Jason Calcanis has a terrific post tracking trends in Web advertising. He's absolutely right—we're at the beginning of a boom, as advertisers shift from traditional media to the Web. Advertisers have been very slow to understand the impact of the Web, but it's starting to happen, with some big mainstream advertisers like Budweiser starting to make significant online commitments.
This, in turn, provides the answer to one of the biggest fears about the shift to the Web from traditional media: How can you afford to fund fullscale news operations when online advertising revenue is a fraction of the dollars going to print or broadcast counterparts? Well, yeah, it is a fraction—now. In a few years, as dollars shift in a big way between traditional and new media, the economics will be very different, and online news operations gradually will become truly self-supporting.

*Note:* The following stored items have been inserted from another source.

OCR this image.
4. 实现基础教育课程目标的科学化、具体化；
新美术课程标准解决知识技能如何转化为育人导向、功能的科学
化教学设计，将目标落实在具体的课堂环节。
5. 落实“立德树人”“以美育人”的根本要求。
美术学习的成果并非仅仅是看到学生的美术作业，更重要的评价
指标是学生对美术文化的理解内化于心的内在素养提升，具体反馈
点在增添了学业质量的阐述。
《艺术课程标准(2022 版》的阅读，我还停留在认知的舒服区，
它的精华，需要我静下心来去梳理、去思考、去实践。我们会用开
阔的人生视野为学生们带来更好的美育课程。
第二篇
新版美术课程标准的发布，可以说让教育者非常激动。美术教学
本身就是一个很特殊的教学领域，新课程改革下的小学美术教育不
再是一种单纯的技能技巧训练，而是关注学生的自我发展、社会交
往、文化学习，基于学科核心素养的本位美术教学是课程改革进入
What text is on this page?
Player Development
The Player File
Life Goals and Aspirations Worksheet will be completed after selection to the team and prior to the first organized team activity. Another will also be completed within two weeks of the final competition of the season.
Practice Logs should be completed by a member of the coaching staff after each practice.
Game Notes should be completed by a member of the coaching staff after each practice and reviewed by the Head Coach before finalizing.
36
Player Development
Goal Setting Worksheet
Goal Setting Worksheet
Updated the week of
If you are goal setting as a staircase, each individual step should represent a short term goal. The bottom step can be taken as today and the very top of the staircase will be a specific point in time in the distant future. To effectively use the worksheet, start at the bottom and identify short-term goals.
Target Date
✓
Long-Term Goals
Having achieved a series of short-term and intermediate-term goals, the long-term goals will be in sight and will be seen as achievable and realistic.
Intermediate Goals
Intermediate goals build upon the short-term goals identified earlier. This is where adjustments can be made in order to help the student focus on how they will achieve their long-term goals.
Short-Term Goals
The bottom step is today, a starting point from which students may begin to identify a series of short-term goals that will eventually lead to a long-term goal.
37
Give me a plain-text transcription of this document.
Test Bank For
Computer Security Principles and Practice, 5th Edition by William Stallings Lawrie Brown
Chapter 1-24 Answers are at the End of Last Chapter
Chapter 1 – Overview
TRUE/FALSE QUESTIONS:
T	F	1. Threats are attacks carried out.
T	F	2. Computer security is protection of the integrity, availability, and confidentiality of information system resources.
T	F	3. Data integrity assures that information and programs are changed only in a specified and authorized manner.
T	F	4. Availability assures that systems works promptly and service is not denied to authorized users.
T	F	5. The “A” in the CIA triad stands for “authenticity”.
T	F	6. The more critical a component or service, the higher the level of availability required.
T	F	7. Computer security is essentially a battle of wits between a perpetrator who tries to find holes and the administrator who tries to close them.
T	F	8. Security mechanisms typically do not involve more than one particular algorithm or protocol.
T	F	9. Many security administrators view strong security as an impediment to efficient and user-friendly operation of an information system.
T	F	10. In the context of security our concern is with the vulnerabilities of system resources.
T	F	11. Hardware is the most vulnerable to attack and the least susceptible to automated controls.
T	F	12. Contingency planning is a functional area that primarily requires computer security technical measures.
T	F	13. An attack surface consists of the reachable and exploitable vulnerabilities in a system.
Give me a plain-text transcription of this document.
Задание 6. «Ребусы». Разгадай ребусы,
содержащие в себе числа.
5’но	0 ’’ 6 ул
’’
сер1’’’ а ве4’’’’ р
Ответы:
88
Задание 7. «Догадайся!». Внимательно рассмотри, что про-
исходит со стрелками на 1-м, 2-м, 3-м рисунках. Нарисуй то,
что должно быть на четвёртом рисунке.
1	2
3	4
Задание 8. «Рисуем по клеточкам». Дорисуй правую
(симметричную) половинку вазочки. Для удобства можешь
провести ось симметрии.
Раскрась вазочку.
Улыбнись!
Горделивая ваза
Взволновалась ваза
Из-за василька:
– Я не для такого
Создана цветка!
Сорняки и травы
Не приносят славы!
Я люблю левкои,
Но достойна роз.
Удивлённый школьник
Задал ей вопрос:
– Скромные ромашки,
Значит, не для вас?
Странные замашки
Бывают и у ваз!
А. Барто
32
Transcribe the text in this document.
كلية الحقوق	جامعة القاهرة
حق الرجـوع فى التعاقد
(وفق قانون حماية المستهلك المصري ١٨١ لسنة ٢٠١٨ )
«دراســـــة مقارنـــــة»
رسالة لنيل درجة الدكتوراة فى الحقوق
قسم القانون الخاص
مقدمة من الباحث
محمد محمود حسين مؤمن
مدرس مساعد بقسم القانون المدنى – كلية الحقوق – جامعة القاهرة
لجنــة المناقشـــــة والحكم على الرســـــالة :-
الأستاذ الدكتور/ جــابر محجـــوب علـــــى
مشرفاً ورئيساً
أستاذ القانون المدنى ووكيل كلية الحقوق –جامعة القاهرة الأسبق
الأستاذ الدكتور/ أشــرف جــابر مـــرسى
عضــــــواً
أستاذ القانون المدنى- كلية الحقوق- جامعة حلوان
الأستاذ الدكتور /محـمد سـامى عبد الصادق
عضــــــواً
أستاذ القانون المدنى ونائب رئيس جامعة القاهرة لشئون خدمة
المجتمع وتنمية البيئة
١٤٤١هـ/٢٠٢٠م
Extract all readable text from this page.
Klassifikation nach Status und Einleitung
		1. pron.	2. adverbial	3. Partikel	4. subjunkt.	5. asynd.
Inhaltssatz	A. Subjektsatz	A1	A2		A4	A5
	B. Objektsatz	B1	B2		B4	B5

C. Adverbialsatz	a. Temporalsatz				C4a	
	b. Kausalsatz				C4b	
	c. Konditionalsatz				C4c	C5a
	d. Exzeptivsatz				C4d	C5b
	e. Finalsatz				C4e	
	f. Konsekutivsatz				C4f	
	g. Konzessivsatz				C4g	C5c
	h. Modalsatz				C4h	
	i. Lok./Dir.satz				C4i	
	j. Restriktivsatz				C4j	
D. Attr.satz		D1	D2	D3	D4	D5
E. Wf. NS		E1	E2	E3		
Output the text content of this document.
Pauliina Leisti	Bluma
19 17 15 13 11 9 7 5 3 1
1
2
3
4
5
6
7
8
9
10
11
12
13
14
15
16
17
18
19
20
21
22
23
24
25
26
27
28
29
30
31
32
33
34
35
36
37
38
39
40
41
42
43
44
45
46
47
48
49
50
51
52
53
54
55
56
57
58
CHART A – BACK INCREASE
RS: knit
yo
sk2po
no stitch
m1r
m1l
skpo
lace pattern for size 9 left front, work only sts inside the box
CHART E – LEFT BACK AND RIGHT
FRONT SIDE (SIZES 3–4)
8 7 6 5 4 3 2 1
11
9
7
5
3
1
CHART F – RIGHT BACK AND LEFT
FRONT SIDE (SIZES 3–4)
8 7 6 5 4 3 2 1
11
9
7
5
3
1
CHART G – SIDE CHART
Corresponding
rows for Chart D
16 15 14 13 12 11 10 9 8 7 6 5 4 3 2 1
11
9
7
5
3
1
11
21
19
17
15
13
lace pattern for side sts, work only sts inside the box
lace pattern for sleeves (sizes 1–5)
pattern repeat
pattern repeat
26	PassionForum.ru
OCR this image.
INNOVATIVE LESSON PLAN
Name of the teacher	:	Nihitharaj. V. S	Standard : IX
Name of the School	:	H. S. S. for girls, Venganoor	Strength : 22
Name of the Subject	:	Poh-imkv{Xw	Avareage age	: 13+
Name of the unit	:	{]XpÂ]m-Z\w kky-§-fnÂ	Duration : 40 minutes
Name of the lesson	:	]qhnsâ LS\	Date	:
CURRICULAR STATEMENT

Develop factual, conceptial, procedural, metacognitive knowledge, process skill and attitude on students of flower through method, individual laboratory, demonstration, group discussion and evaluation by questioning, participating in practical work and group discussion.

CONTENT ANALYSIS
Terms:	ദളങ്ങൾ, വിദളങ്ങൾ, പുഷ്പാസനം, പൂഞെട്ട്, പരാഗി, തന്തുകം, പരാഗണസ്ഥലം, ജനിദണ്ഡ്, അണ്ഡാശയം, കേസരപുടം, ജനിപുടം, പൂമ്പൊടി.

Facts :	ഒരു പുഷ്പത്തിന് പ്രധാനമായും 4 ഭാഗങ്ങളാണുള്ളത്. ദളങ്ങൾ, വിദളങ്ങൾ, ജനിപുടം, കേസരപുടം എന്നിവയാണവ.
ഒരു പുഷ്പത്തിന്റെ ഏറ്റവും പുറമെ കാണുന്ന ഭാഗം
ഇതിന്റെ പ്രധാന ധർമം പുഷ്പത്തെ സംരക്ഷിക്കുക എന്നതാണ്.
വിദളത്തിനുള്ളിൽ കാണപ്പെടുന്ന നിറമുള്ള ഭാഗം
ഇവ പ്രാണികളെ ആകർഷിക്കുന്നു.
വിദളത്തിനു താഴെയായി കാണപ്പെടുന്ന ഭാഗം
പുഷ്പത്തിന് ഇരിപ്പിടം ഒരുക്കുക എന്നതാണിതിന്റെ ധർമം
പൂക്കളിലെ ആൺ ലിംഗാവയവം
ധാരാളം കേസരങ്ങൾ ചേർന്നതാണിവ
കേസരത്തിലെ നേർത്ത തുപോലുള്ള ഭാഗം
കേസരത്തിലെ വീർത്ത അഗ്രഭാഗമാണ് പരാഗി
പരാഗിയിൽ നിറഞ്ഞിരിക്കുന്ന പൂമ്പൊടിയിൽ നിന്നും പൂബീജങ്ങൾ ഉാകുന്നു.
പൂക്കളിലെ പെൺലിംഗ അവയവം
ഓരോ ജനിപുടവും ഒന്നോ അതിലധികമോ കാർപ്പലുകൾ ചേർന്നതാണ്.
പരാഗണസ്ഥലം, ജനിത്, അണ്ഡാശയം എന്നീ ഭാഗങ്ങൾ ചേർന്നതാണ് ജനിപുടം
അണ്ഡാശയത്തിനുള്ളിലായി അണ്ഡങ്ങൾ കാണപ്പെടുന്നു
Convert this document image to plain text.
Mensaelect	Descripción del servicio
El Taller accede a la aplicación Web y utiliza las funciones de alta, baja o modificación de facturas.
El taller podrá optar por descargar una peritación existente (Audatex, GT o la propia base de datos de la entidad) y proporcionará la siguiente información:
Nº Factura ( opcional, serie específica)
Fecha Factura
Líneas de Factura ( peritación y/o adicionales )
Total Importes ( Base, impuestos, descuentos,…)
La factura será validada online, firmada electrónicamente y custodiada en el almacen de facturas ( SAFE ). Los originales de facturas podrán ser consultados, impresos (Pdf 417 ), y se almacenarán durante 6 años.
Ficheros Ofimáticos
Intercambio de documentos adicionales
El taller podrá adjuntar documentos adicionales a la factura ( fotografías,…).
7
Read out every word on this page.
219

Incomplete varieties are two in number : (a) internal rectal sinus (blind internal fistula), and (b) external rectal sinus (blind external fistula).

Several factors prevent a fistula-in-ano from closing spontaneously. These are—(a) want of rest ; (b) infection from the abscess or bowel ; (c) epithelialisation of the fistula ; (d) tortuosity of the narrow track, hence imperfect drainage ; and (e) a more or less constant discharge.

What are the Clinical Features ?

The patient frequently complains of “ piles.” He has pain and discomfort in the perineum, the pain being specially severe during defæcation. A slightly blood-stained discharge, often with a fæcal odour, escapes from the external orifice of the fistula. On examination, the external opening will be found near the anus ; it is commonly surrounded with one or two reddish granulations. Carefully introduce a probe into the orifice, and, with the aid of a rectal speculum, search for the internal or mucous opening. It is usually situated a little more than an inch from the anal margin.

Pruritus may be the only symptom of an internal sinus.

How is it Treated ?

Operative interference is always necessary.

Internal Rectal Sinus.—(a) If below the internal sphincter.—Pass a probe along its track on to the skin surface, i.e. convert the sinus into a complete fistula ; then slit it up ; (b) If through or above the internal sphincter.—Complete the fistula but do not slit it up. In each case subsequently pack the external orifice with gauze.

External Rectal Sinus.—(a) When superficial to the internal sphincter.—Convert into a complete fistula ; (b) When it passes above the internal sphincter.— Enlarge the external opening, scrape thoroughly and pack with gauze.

This is going to involve new kinds of online advertising and new kinds of online advertisers, but it will happen as the advantages of online media become clearer and advertisers adjust their spending accordingly. It's a scary transition, but Calcanis' chart and comments indicate that it's happening.
New, new thing + not controllable:
Losing "control" when one's ad might be next to a neagative comment or actually inspire less-than-positive posts, plus the newness on the net to many... goes to the core of our human fears...perhaps each industry wil lreach its own tipping point as a competitor is successful online and the others ("me too") rush to keep up. I trust you are enjoying your new/old world of post-backfence consulting.